Data Analytics, Data Science, Big Data. These are not just buzzwords these days but catalysts in growing businesses. In the current era, social networking has become an important part of our life, where an exponentially increasing number of users shop, post messages, tweet and surf.
Their online activity logs contain huge information for different sectors. But extracting information from these logs is not an easy task. Experts who can do so call themselves "Data Scientists or Business Analysts". These professionals possess sound knowledge of Mathematics, Statistics and Computer Science. These data scientists not only analyse the existing data for finding facts and figures but also predict and forecast.
The biggest challenge lies not only in analysing the existing data but pre-processing. Sometimes the data available at disposal may not be authentic, so catching the correct characteristics of it is quite challenging and exciting for which the supporting role is played by many types of tools and applications that have emerged in the last few years.
To become a data scientist, the aspirants need to have expertise in data science and analytics-related tools such as R, SAS, Python, SPSS, etc, along with a sound understanding of statistics. One should also have knowledge of machine learning and predictive modelling. Most of the sources in today's web-dominated era generate unstructured data, which may contain many imperfections such as inconsistent string formatting, missing values and wrongly spelt words.
These data scientists have huge potential and may act as business model changer. Many companies these days are heavily dependent on their research and analysis departments for key business inputs. Even some of these are striving to get quality data analysts. In digital India where the number of start-ups is increasing rapidly and young entrepreneurs are being promoted by government too, data scientists may give most important directions for start-ups and survival tips in this era of huge competition. Today no business house can take for granted a long-lasting monopoly. Even small start-ups may put big threat to giants, if they have analysed the market and pattern.
Not only in business, data scientists/analysts are required everywhere. Say smart cities; where lots of activities, locations and automations are controlled by sensor devices and they send data to the central servers. The amount of data received is very large, and drawing information from it is not an easy task. Who will monitor these logs/data? It requires high-level expertise and skill set.
Another technology that is evolving parallel to it is the "Big Data", which poses different kind of challenges. The traditional RDBMs (relational database management system) and DBMs (database management system) have also failed to provide solution, due to which HDFS, MangoDB and Neo4J like technologies have come up.
From an engineer's point of view the whole set of challenges can be put into four categories; Implementation, Development, Administration and Analysis. These four roles are different from traditional roles and only an engineer with the skillset of a data analyst can perform them effectively.
There is huge dearth of data scientists in the modern world. Their demand is increasing at a rapid rate. Keeping this demand in view, engineering universities like GD Goenka University have come up with specialised programmes such as B.Tech. in Computer Science & Engineering with specialisation in Business Analytics and Optimisation, and M.Sc in Big Data Analytics with the IT industry giant IBM as partner. Even the Central government, has identified the need and has started increasing the awareness among academia through its Department of Science & Technology (DST) which recently sponsored many faculty development programs on Big Data Analytics all over the country.

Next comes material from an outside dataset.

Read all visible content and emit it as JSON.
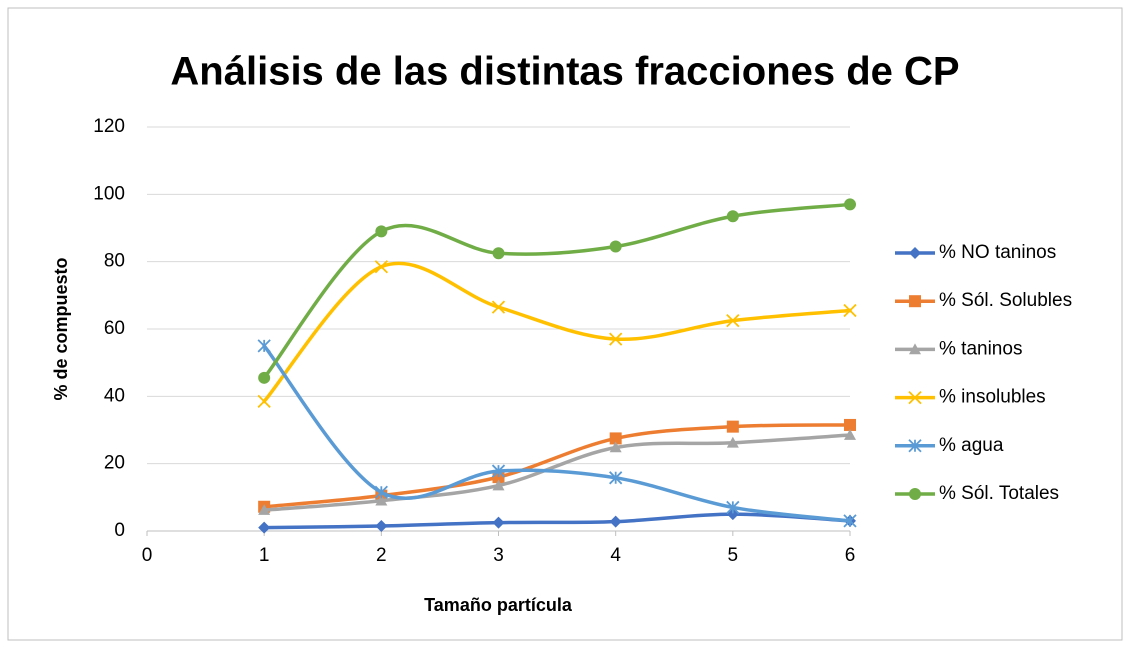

A data scientist with an experience of four to five years can earn up to Rs 75 lakh a year in comparison to Rs 5-8 lakh for an engineer or Rs 8-15 lakh for CA. In the US a data scientist can earn $2,00,000 and above depending on experience and expertise. Even, if someone googles "data scientist salary", the figures shown are like dream figures and are very tempting. By choosing the right university where students can learn the right set of skills, one can be better prepared and grow at a better pace in the industry.